39.1. Right to Oral Argument
A party who has filed a brief and who has timely requested oral argument may argue the case to the court unless the court, after examining the briefs, decides that oral argument is unnecessary for any of the following reasons:
(a) the appeal is frivolous;
(b) the dispositive issue or issues have been authoritatively decided;
(c) the facts and legal arguments are adequately presented in the briefs and record; or
(d) the decisional process would not be significantly aided by oral argument.
39.2. Purpose of Argument
Oral argument should emphasize and clarify the written arguments in the briefs. Counsel should not merely read from prepared text. Counsel should assume that all members of the court have read the briefs before oral argument and counsel should be prepared to respond to questions. A party should not refer to or comment on matters not involved in or pertaining to what is in the record.
39.3. Time Allowed
The court will set the time that will be allowed for argument. Counsel must complete argument in the time allotted and may continue after the expiration of the allotted time only with permission of the court. Counsel is not required to use all the allotted time. The appellant must be allowed to conclude the argument.
39.4. Number of Counsel
Generally, only one counsel should argue for each side. Except on leave of court, no more than two counsel on each side may argue. Only one counsel may argue in rebuttal.
39.5. Argument by Amicus
With leave of court obtained before the argument and with a party’s consent, an amicus curiae may share allotted time with that party. Otherwise, counsel for amicus may not argue.

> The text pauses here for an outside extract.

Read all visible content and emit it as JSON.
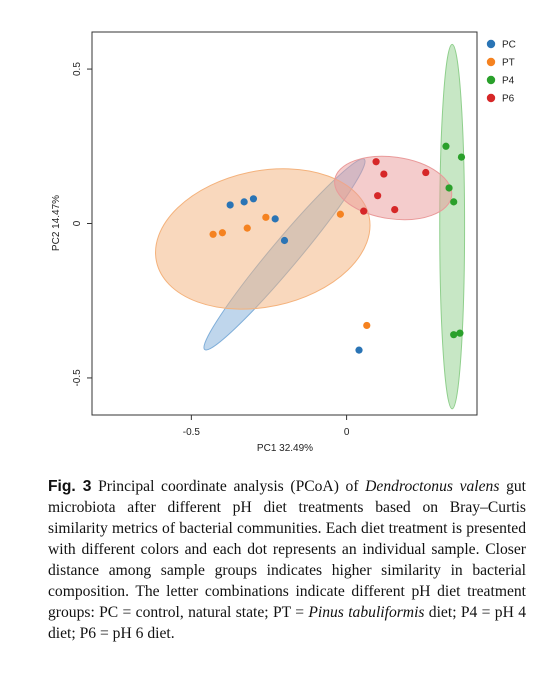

39.6. When Only One Party Files a Brief
If counsel for only one party has filed a brief, the court may allow that party to argue.
39.7. Request
A party desiring oral argument must note that request on the front cover of the party’s brief. If the court sets the case for oral argument, then all parties that filed a brief are entitled to participate in the oral argument, even if a party did not request oral argument on the cover of the party’s brief. The court may direct a party that has not requested argument to appear and argue.
39.8. Clerk’s Notice
The clerk must send to the parties—at least 21 days before the date the case is set for argument or submission without argument—a notice telling the parties:
(a) whether the court will allow oral argument or will submit the case without argument;
(b) the date of argument or submission without argument;
(c) if argument is allowed:
(1) the time allotted for argument; and
(2) the location of the argument or instructions for joining the argument electronically, the court’s designated contact information, and instructions for submitting exhibits; and
(d) the names of the members of the panel to which the case will be argued or submitted, subject to change by the court.
A party’s failure to receive the notice does not prevent a case’s argument or submission on the scheduled date. Once issued, the court may amend the notice at any time before the case is set for argument or submission. The 21-day requirement does not apply to amended notices.
Notes and Comments
Comment to 1997 change: This is former Rule 75. Technical and nonsubstantive changes are made.
Comment to 2008 change: Subdivision 39.1 is amended to provide for oral argument unless the court determines it is unnecessary and to set out the reasons why argument may be unnecessary. The appellate court must evaluate these reasons in view of the traditional importance of oral argument. The court need not agree on, and generally should not announce, a specific reason or reasons for declining oral argument.
Comment to 2024 change: Rule 39.8 is amended to clarify requirements for notices and to clarify the court’s ability to amend notices.